Fueron pasando los años: los partidos por la “coca” contra los que vivían de la 35 a la 39, en los que casi siempre perdíamos (teníamos a F. que era nuestro gran financista de derrotas). A J. lo mandábamos al arco siempre (hay que reconocer que J. era bastante malo en el fútbol) y siempre se mandaba alguna cagada, pero perdíamos porque ellos jugaban mejor. Empezaron los primeros “asaltos” en el garaje de J. que siempre estaba disponible como el equipo de música, que era el mejor de toda la cuadra. Cuando repetí 8vo año y le pedi a los viejos salir de la escuela de curas, mis padres me anotaron en la municipal 8 y ahí terminé 9no con J. Ese año (1999), ahora que lo pienso, además de las horas compartidas en el barrio, nos soportábamos otras 4 o 5 horas más en la escuela y en el mismo salón. Y ahí también J. me protegía de alguna forma. Porque yo venia de la escuela de curas y "la 8" no era tan amigable para mí ni para L., otro amigo del barrio que también salio de la escuela de curas para terminar su EGB ahí. J. le decía a las maestras que en mi casa yo era un consentido y me hacía quedar bastante mal con algo de saña, pero si algún "picante" de la 8 se pasaba, J. estaba ahí para bancarme con la boca o con los puños.

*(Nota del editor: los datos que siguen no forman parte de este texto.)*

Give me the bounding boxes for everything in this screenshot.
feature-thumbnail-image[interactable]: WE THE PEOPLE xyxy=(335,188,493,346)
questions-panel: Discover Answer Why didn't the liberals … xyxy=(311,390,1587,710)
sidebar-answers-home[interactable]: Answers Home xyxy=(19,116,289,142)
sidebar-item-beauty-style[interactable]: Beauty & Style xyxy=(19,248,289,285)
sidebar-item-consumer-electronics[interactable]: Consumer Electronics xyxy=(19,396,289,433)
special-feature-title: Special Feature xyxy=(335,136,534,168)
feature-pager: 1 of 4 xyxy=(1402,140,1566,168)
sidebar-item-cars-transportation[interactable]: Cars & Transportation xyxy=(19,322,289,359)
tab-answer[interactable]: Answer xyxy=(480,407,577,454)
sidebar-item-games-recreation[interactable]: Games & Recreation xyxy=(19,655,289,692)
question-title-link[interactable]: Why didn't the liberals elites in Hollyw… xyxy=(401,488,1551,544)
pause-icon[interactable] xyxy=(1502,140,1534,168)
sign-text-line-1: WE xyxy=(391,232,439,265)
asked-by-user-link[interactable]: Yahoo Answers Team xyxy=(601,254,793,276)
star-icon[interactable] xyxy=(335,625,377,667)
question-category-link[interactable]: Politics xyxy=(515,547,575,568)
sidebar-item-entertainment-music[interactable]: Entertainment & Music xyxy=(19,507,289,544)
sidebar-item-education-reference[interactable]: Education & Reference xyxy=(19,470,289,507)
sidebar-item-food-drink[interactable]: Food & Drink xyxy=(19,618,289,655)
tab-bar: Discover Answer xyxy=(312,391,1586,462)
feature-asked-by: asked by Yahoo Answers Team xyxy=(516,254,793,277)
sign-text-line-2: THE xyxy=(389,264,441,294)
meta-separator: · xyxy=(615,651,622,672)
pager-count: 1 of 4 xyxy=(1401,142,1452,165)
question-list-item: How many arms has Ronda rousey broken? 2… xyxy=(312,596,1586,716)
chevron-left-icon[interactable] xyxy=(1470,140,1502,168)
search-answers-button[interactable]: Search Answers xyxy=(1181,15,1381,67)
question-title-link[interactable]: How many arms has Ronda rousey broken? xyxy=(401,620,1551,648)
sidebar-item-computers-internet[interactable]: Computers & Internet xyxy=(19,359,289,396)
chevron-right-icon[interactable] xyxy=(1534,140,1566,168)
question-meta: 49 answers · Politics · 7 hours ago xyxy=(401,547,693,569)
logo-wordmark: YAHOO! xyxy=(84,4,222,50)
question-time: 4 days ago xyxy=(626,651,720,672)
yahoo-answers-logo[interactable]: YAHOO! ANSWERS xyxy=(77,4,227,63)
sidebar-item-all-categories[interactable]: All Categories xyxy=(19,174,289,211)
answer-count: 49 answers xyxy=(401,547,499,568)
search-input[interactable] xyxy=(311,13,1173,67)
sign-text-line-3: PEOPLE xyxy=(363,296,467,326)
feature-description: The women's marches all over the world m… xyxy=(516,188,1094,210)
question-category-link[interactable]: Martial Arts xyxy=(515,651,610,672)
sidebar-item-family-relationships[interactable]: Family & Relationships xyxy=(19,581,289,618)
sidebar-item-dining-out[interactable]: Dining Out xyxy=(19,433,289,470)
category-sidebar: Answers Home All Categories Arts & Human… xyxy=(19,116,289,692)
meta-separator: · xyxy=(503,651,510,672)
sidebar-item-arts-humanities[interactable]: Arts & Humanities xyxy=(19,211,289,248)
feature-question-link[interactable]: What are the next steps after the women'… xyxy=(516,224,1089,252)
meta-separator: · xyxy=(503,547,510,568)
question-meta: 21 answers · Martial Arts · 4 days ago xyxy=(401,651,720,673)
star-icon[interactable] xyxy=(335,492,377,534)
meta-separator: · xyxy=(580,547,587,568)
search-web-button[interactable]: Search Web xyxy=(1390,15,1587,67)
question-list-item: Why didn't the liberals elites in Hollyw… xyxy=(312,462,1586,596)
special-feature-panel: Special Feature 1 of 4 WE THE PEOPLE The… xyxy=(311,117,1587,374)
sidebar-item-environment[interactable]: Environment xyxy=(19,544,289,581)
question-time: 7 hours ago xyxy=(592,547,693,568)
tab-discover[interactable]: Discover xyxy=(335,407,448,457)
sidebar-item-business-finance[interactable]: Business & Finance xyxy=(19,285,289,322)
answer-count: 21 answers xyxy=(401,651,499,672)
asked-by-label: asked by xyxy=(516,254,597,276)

Y los años nos fueron distanciando. Con L. decidimos probar suerte empezando la secundaria y digo probando porque no estaba tan claro que los chicos de nuestro barrio tenían que ir a la secundaria. Era más bien algo opcional. J. desistió de esa idea rápidamente porque le costaba (era duro-duro) y porque empezó a trabajar en todo lo relacionado al puerto: ranchín, astilleros, plantas, etc. Cuando nosotros terminamos la secundaria, a los pocos años, J. tuvo a su primer hija y de alguna forma él creía que nosotros estábamos en la boludés, porque él ya había ingresado a la vida adulta. Y nuevamente algo de razón tenía. Al empezar la facultad cada uno ya había hecho otros amigos pero entendíamos perfectamente que era algo natural y no había rencor entre las partes. Nos volvimos a encontrar en dos temporadas de verano donde yo juntaba unos mangos para estudiar, trabajando como (pésimo) pintor de barcos. J. ya hacía años que trabajaba en un astillero y sabíamos coincidir en el sanguche de las 12, a mitad de jornada. Recuerdo que J. renegaba de ese trabajo (trabajaba hasta 12 horas por día) y yo también de lo tóxica que era esa maldita pintura con silicona que se usaba para pintar barcos. La queja mía era para J. obviamente una mariconada.
Esto fue lo último más o menos duradero que compartimos. J. ya no vivía de sus viejos y sus hijos se fueron incrementando. Nos fuimos perdiendo, nos fuimos olvidando. Nos cruzamos hace más de un año y me comí un cachetazo en la cabeza de atrás porque no lo había reconocido. Nos dimos un abrazo, nos preguntamos como estábamos y nos mandamos saludos a nuestras familias.